The Google Insights scores from January 2 and the resulting forecasts are:

Ron Paul---100 (32.5%)
Rick Santorum---75 (24.4%)
Mitt Romney---49 (15.9%)
Newt Gingrich--- 31 (10.7%)
Rick Perry---22 (7.1%)

Subjectively, I think these data are over-reporting Ron Paul's standing a bit, since his supporters tend to be younger who are (probably) more likely to use the internet and under-reporting Santorum's standing since his supporters tend to be older social conservatives who are (probably) less likely to be online. Also, I am pretty sure I have over-stated the support for all of the included candidates since I have low-balled the estimate for "all others" at 10% total, but I can't include them individually since the public Google Insights tool limits users to seeking out five search terms at a time. Still, the data are consistent with my own baseless sense of how the candidates will line up when the votes are tallied: Paul, Santorum, and Romney taking the top three spots, in that order.


  1. What a night!here are the expost summary for my comments and forecasts:

    - it was forecasted to be a dead heat among Santorum, Romney and Paul, and so it was.

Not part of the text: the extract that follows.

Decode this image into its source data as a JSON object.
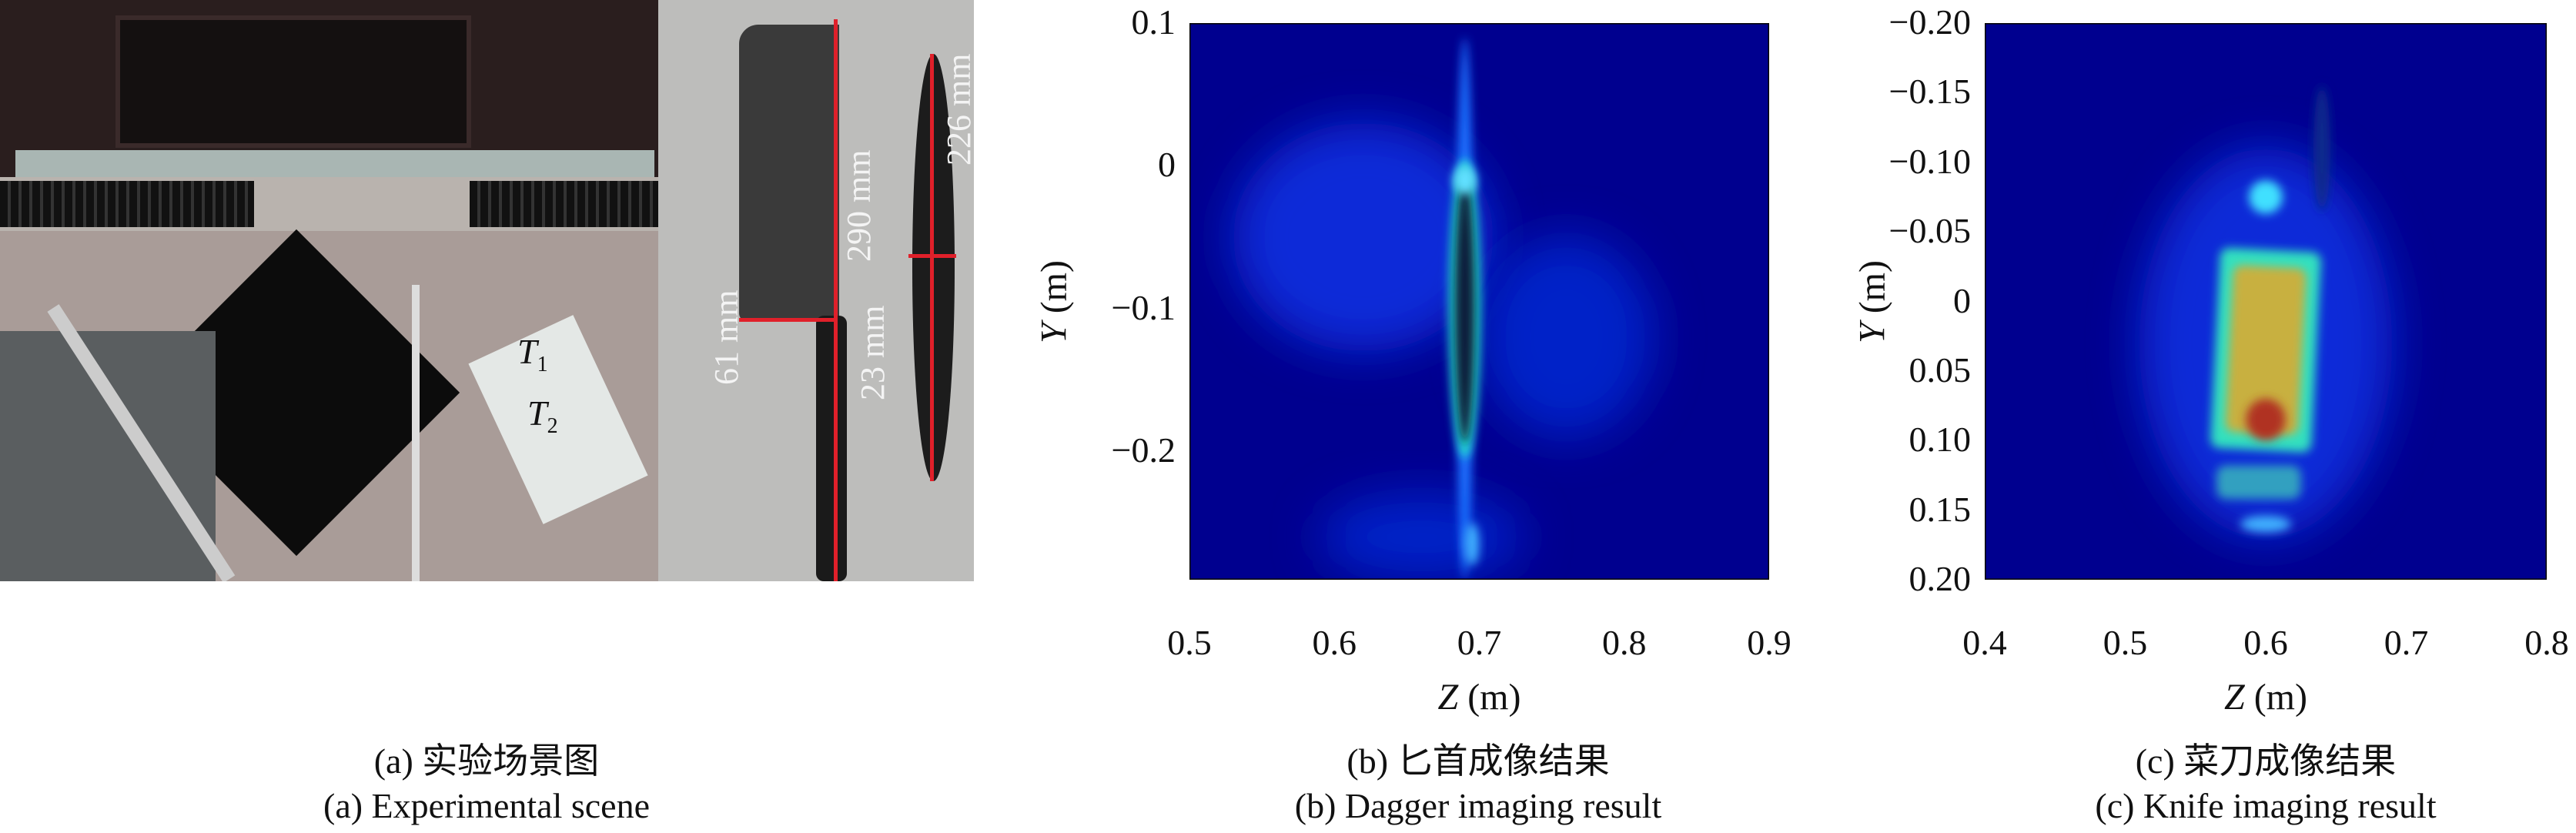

    - The correction factor of 0.5 to transform the google data for Paul into real vote was correct

    - The correction factor of 1.1 to transform the google data for Romney into real vote was underestimated (the true one was 1.5)

    - I was expecting more from Ron Paul, but this was not the case. An alarming bell was probably the interview that he gave recenlty where he said that he did not see himself in the oval office: if you go in a race, you fight to win. Anyway, the race has just started,let'see what will happen.

  2. In the end, this caucus confirmed what I said in my previous comments in the past days: when the number of votes is smaller than 1 million, any numerical forecasts with Google data has to be considered with extreme care and with lot of salt, due to the problem of self selection bias.